Only Indian citizens are eligible to invest in KVp.

Age

Anyone who is 18 years of age or above can invest in KVP.

Minimum Investment Amount

The minimum investment amount for KVP is Rs. 1,000. There is no maximum limit for investment.

Tenure

KVP has a lock-in period of 2.5 years. After this period, one can choose to withdraw the amount or reinvest it for another 2.5 years. The scheme has a maturity period of 10 years.

Mode of Investment

KVP can be purchased from any post office in India. One can also invest in KVP through authorized agents or brokers.

Nomination

Kisan Vikas Patra is a popular savings scheme in India, especially among those in rural areas who do not have access to formal banking channels. It provides a safe and secure way for people to invest their money and earn guaranteed returns, making it an attractive long-term investment option.

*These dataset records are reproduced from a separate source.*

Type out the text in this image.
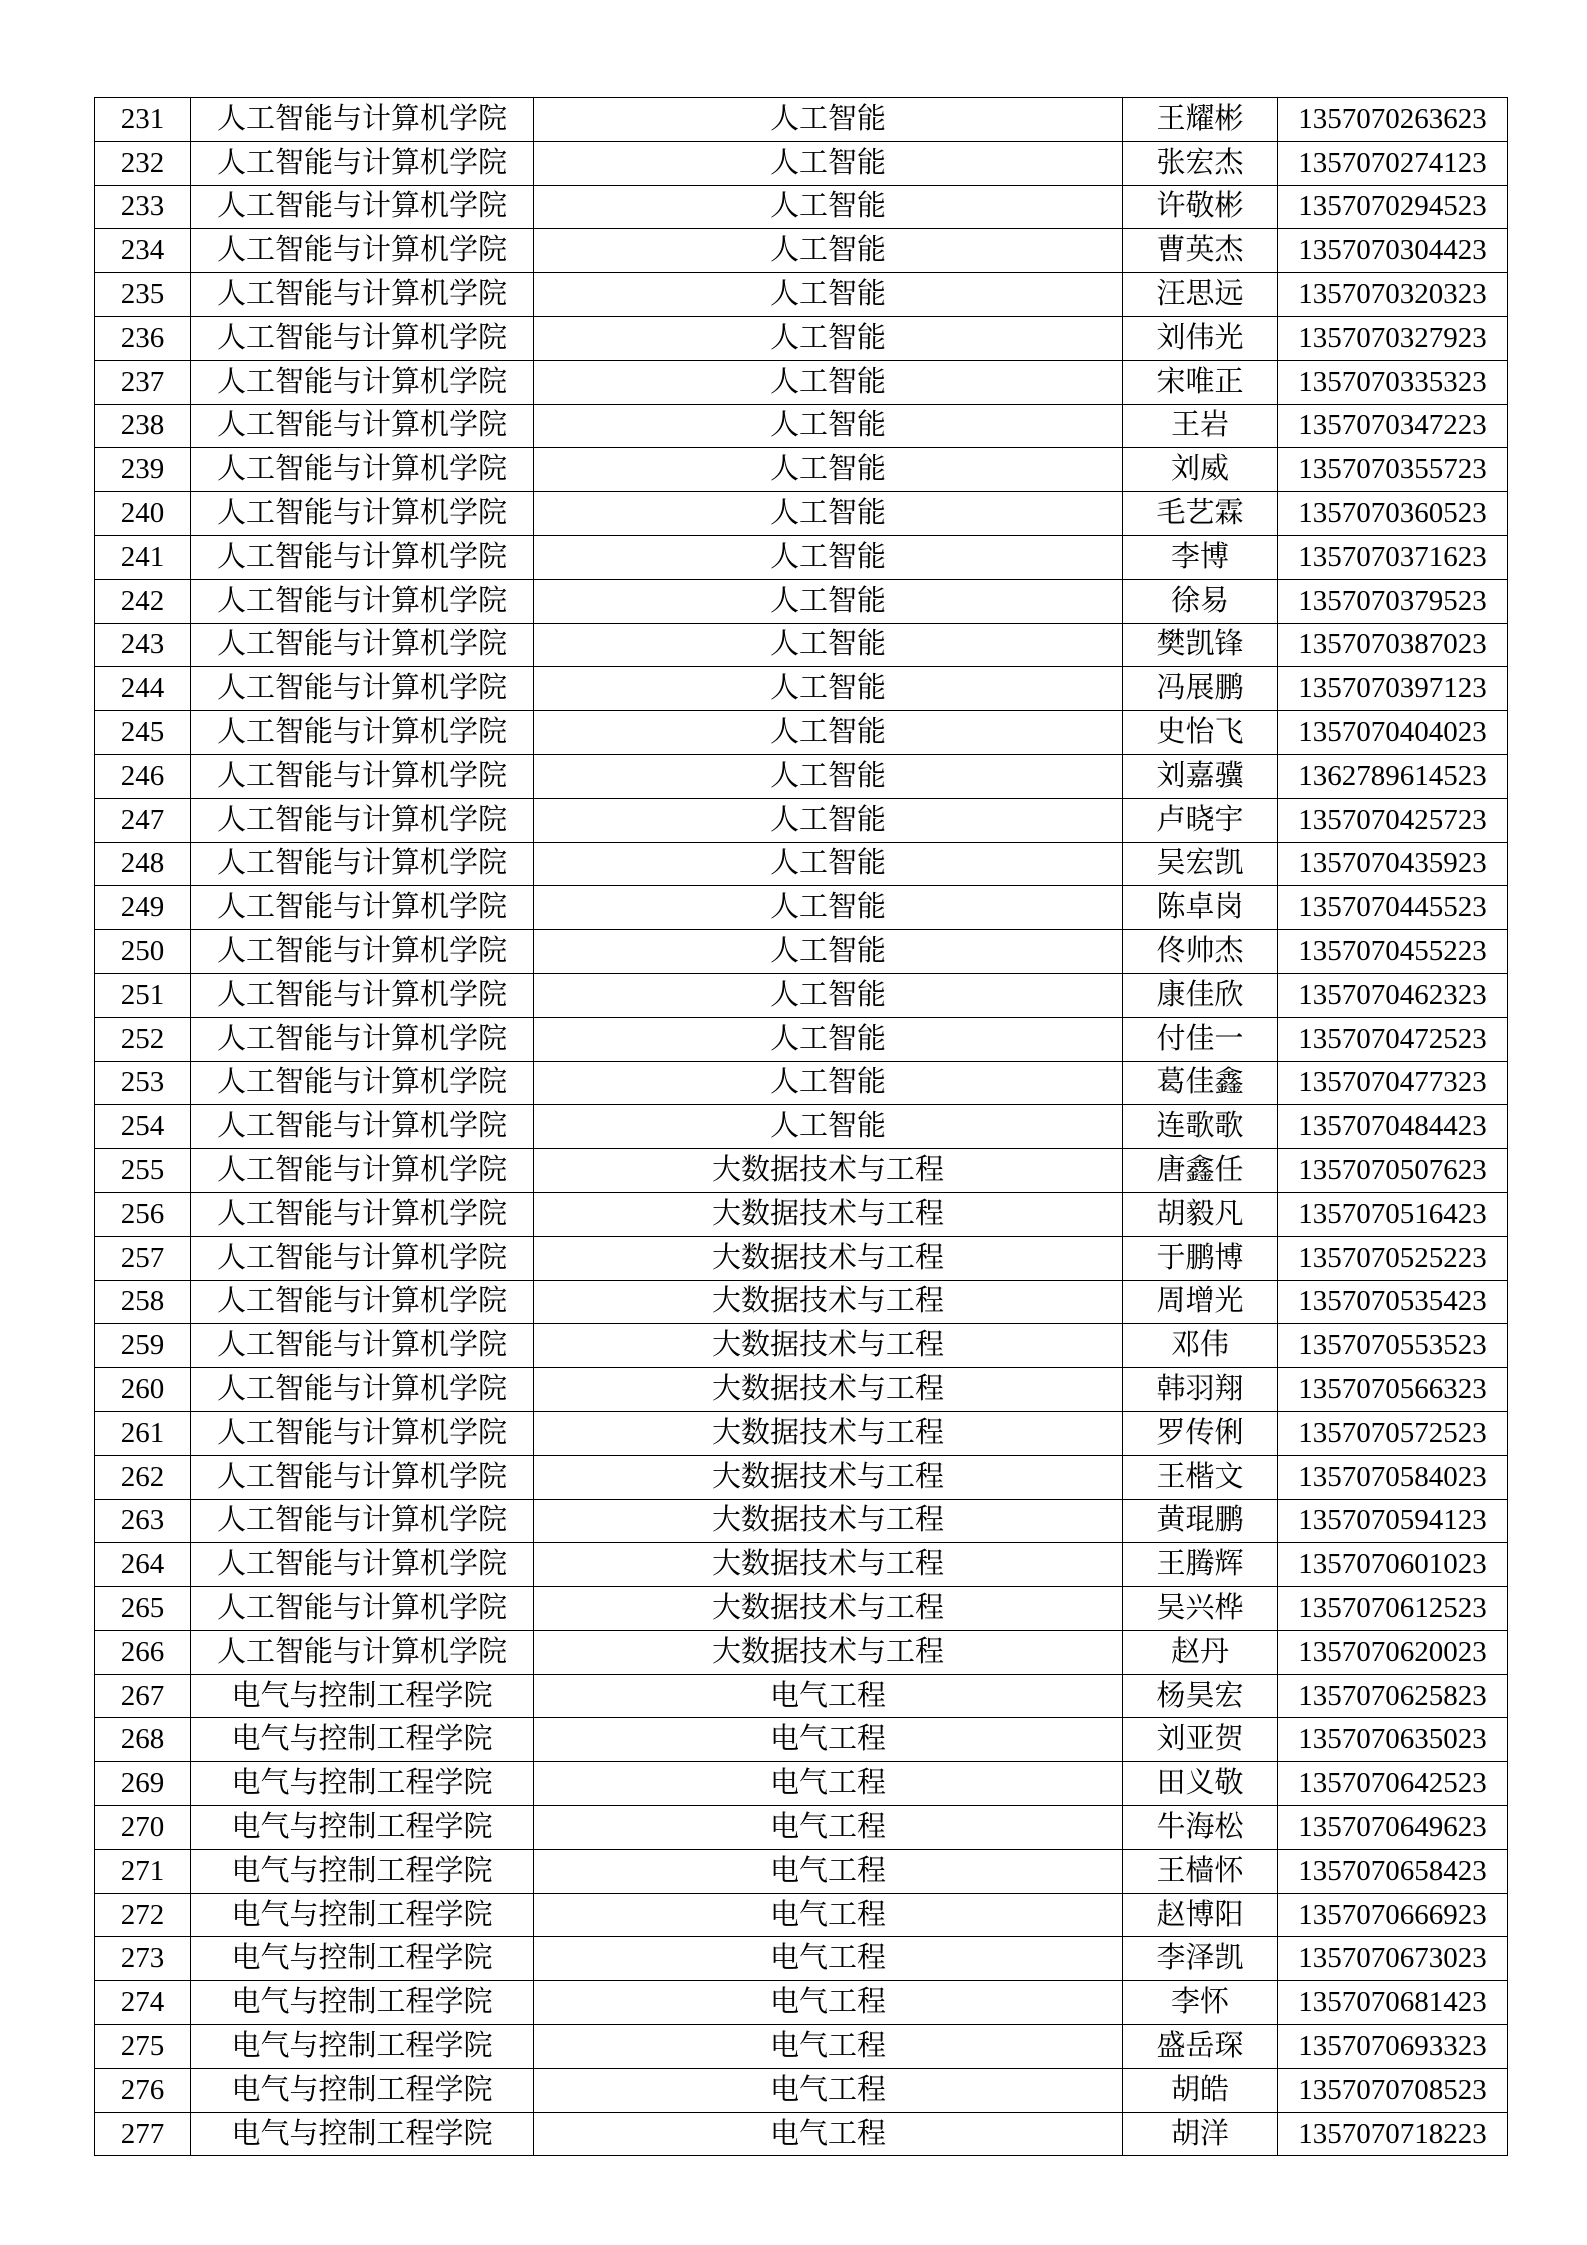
231	人工智能与计算机学院	人工智能	王耀彬	1357070263623
232	人工智能与计算机学院	人工智能	张宏杰	1357070274123
233	人工智能与计算机学院	人工智能	许敬彬	1357070294523
234	人工智能与计算机学院	人工智能	曹英杰	1357070304423
235	人工智能与计算机学院	人工智能	汪思远	1357070320323
236	人工智能与计算机学院	人工智能	刘伟光	1357070327923
237	人工智能与计算机学院	人工智能	宋唯正	1357070335323
238	人工智能与计算机学院	人工智能	王岩	1357070347223
239	人工智能与计算机学院	人工智能	刘威	1357070355723
240	人工智能与计算机学院	人工智能	毛艺霖	1357070360523
241	人工智能与计算机学院	人工智能	李博	1357070371623
242	人工智能与计算机学院	人工智能	徐易	1357070379523
243	人工智能与计算机学院	人工智能	樊凯锋	1357070387023
244	人工智能与计算机学院	人工智能	冯展鹏	1357070397123
245	人工智能与计算机学院	人工智能	史怡飞	1357070404023
246	人工智能与计算机学院	人工智能	刘嘉骥	1362789614523
247	人工智能与计算机学院	人工智能	卢晓宇	1357070425723
248	人工智能与计算机学院	人工智能	吴宏凯	1357070435923
249	人工智能与计算机学院	人工智能	陈卓岗	1357070445523
250	人工智能与计算机学院	人工智能	佟帅杰	1357070455223
251	人工智能与计算机学院	人工智能	康佳欣	1357070462323
252	人工智能与计算机学院	人工智能	付佳一	1357070472523
253	人工智能与计算机学院	人工智能	葛佳鑫	1357070477323
254	人工智能与计算机学院	人工智能	连歌歌	1357070484423
255	人工智能与计算机学院	大数据技术与工程	唐鑫任	1357070507623
256	人工智能与计算机学院	大数据技术与工程	胡毅凡	1357070516423
257	人工智能与计算机学院	大数据技术与工程	于鹏博	1357070525223
258	人工智能与计算机学院	大数据技术与工程	周增光	1357070535423
259	人工智能与计算机学院	大数据技术与工程	邓伟	1357070553523
260	人工智能与计算机学院	大数据技术与工程	韩羽翔	1357070566323
261	人工智能与计算机学院	大数据技术与工程	罗传俐	1357070572523
262	人工智能与计算机学院	大数据技术与工程	王楷文	1357070584023
263	人工智能与计算机学院	大数据技术与工程	黄琨鹏	1357070594123
264	人工智能与计算机学院	大数据技术与工程	王腾辉	1357070601023
265	人工智能与计算机学院	大数据技术与工程	吴兴桦	1357070612523
266	人工智能与计算机学院	大数据技术与工程	赵丹	1357070620023
267	电气与控制工程学院	电气工程	杨昊宏	1357070625823
268	电气与控制工程学院	电气工程	刘亚贺	1357070635023
269	电气与控制工程学院	电气工程	田义敬	1357070642523
270	电气与控制工程学院	电气工程	牛海松	1357070649623
271	电气与控制工程学院	电气工程	王樯怀	1357070658423
272	电气与控制工程学院	电气工程	赵博阳	1357070666923
273	电气与控制工程学院	电气工程	李泽凯	1357070673023
274	电气与控制工程学院	电气工程	李怀	1357070681423
275	电气与控制工程学院	电气工程	盛岳琛	1357070693323
276	电气与控制工程学院	电气工程	胡皓	1357070708523
277	电气与控制工程学院	电气工程	胡洋	1357070718223
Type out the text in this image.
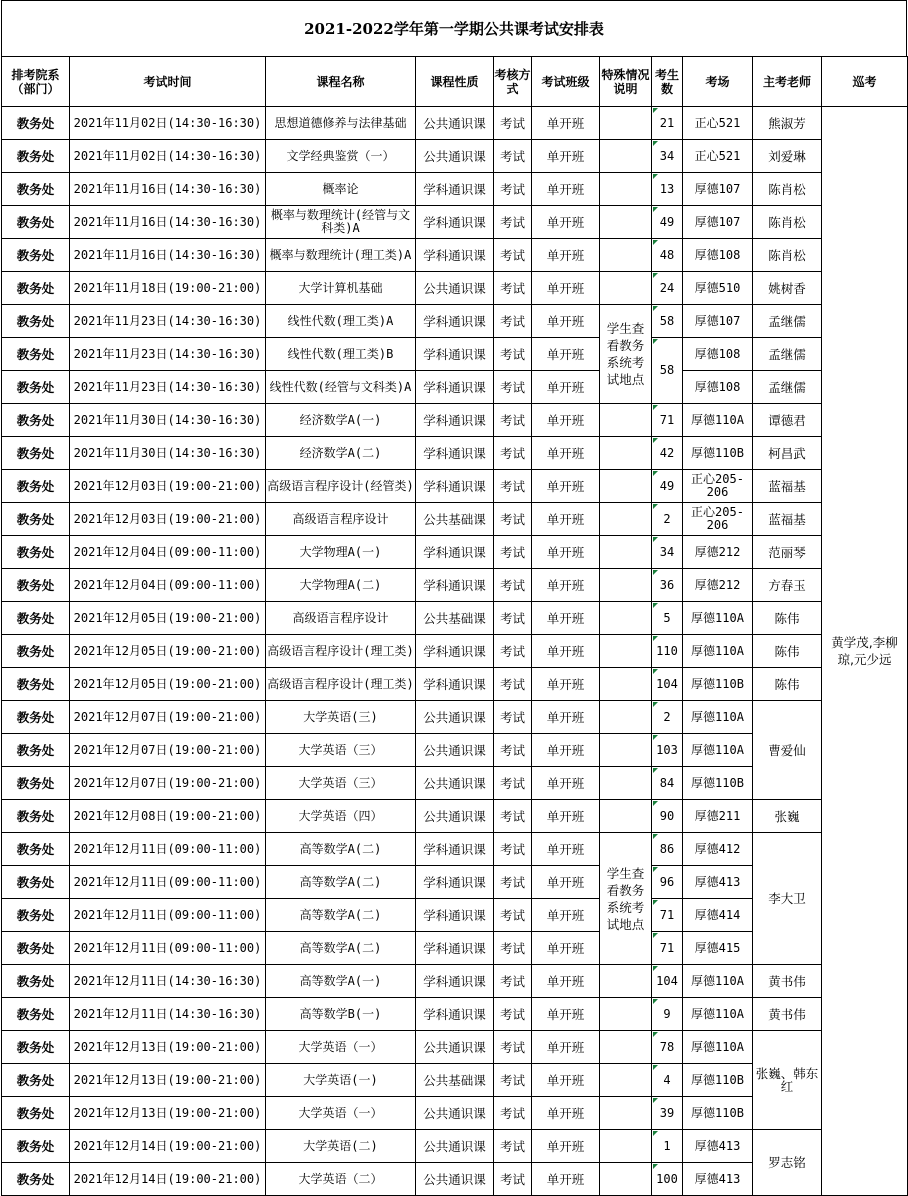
2021-2022学年第一学期公共课考试安排表
排考院系（部门）	考试时间	课程名称	课程性质	考核方式	考试班级	特殊情况说明	考生数	考场	主考老师	巡考
教务处	2021年11月02日(14:30-16:30)	思想道德修养与法律基础	公共通识课	考试	单开班		21	正心521	熊淑芳	黄学茂,李柳琼,元少远
教务处	2021年11月02日(14:30-16:30)	文学经典鉴赏（一）	公共通识课	考试	单开班		34	正心521	刘爱琳	
教务处	2021年11月16日(14:30-16:30)	概率论	学科通识课	考试	单开班		13	厚德107	陈肖松	
教务处	2021年11月16日(14:30-16:30)	概率与数理统计(经管与文科类)A	学科通识课	考试	单开班		49	厚德107	陈肖松	
教务处	2021年11月16日(14:30-16:30)	概率与数理统计(理工类)A	学科通识课	考试	单开班		48	厚德108	陈肖松	
教务处	2021年11月18日(19:00-21:00)	大学计算机基础	公共通识课	考试	单开班		24	厚德510	姚树香	
教务处	2021年11月23日(14:30-16:30)	线性代数(理工类)A	学科通识课	考试	单开班	学生查看教务系统考试地点	58	厚德107	孟继儒	
教务处	2021年11月23日(14:30-16:30)	线性代数(理工类)B	学科通识课	考试	单开班		58	厚德108	孟继儒	
教务处	2021年11月23日(14:30-16:30)	线性代数(经管与文科类)A	学科通识课	考试	单开班			厚德108	孟继儒	
教务处	2021年11月30日(14:30-16:30)	经济数学A(一)	学科通识课	考试	单开班		71	厚德110A	谭德君	
教务处	2021年11月30日(14:30-16:30)	经济数学A(二)	学科通识课	考试	单开班		42	厚德110B	柯昌武	
教务处	2021年12月03日(19:00-21:00)	高级语言程序设计(经管类)	学科通识课	考试	单开班		49	正心205-206	蓝福基	
教务处	2021年12月03日(19:00-21:00)	高级语言程序设计	公共基础课	考试	单开班		2	正心205-206	蓝福基	
教务处	2021年12月04日(09:00-11:00)	大学物理A(一)	学科通识课	考试	单开班		34	厚德212	范丽琴	
教务处	2021年12月04日(09:00-11:00)	大学物理A(二)	学科通识课	考试	单开班		36	厚德212	方春玉	
教务处	2021年12月05日(19:00-21:00)	高级语言程序设计	公共基础课	考试	单开班		5	厚德110A	陈伟	
教务处	2021年12月05日(19:00-21:00)	高级语言程序设计(理工类)	学科通识课	考试	单开班		110	厚德110A	陈伟	
教务处	2021年12月05日(19:00-21:00)	高级语言程序设计(理工类)	学科通识课	考试	单开班		104	厚德110B	陈伟	
教务处	2021年12月07日(19:00-21:00)	大学英语(三)	公共通识课	考试	单开班		2	厚德110A	曹爱仙	
教务处	2021年12月07日(19:00-21:00)	大学英语（三）	公共通识课	考试	单开班		103	厚德110A		
教务处	2021年12月07日(19:00-21:00)	大学英语（三）	公共通识课	考试	单开班		84	厚德110B		
教务处	2021年12月08日(19:00-21:00)	大学英语（四）	公共通识课	考试	单开班		90	厚德211	张巍	
教务处	2021年12月11日(09:00-11:00)	高等数学A(二)	学科通识课	考试	单开班	学生查看教务系统考试地点	86	厚德412	李大卫	
教务处	2021年12月11日(09:00-11:00)	高等数学A(二)	学科通识课	考试	单开班		96	厚德413		
教务处	2021年12月11日(09:00-11:00)	高等数学A(二)	学科通识课	考试	单开班		71	厚德414		
教务处	2021年12月11日(09:00-11:00)	高等数学A(二)	学科通识课	考试	单开班		71	厚德415		
教务处	2021年12月11日(14:30-16:30)	高等数学A(一)	学科通识课	考试	单开班		104	厚德110A	黄书伟	
教务处	2021年12月11日(14:30-16:30)	高等数学B(一)	学科通识课	考试	单开班		9	厚德110A	黄书伟	
教务处	2021年12月13日(19:00-21:00)	大学英语（一）	公共通识课	考试	单开班		78	厚德110A	张巍、韩东红	
教务处	2021年12月13日(19:00-21:00)	大学英语(一)	公共基础课	考试	单开班		4	厚德110B		
教务处	2021年12月13日(19:00-21:00)	大学英语（一）	公共通识课	考试	单开班		39	厚德110B		
教务处	2021年12月14日(19:00-21:00)	大学英语(二)	公共通识课	考试	单开班		1	厚德413	罗志铭	
教务处	2021年12月14日(19:00-21:00)	大学英语（二）	公共通识课	考试	单开班		100	厚德413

In addition to being a safe investment, KVP also offers tax benefits. People can claim a deduction on the amount invested in the scheme under Section 80C of the Income Tax Act, up to a maximum limit of Rs. 1.5 lakhs per annum. However, the interest earned on the investment is taxable, although no tax is deducted at the source on the interest earned.

Types of Certificates Available

A Kisan Vikas Patra certificate can be of the following types:

Single Holder Type Certificate

 This kind of certificate is issued to an adult for themselves or on behalf of a minor or to a minor.

Joint ‘A’ Type Certificate

 This type of certificate is issued jointly to two adults, payable to both the holders jointly or to the survivor.

Joint ‘B’ Type Certificate

This type of certificate is issued jointly to two adults, payable to either of the holders or to the survivor.

Can I get my KVP transferred from the post office to the bank?

Yes, your certificate can be transferred from the post office/bank to any other post office/bank by submitting an application via Form B either at your post office or bank. The application must be signed by the holder or holders, except for Joint ‘A’ type certificates where one of the joint account holders can sign the application if the other is dead.

What happens if KVP is not encashed after maturity?

In case the KVP certificate is not encashed after it reaches maturity, then you will be entitled to the post office savings interest, at the rate applicable on the entire payable maturity amount, at the given time. If the certificate is encashed within a month after maturity of the scheme, no interest shall be paid.

Is KVP taxable?

KVP doesn’t come under the 80C deductions, thus the returns are completely taxable. However, withdrawals made after the maturity of the scheme are exempt from Tax Deducted at Source (TDS).

What is Kisan Vikas Patra (KVP)?

Kisan Vikas Patra is a savings scheme offered by the Indian Post Office that is designed to help small investors grow their savings over a period of time.

Can KVP be transferred from one person to another?

Yes, KVP can be transferred from one person to another. However, the transfer can only be done once during the tenure of the scheme.

What is the tenure of KVP?

KVP has a lock-in period of 2.5 years. After this period, one can choose to withdraw the amount or reinvest it for another 2.5 years. The scheme has a maturity period of 10 years.

Apna Samaaj

Our mission at Apna Samaaj is to connect underprivileged communities in India with the resources and opportunities they need to thrive. We aim to create a comprehensive platform that provides access to welfare schemes from government bodies and NGOs, as well as private organizations, helping to bridge the gap between those in need and those who can provide support. Through our efforts, we strive to empower individuals and communities, drive economic growth, and make a positive impact on society.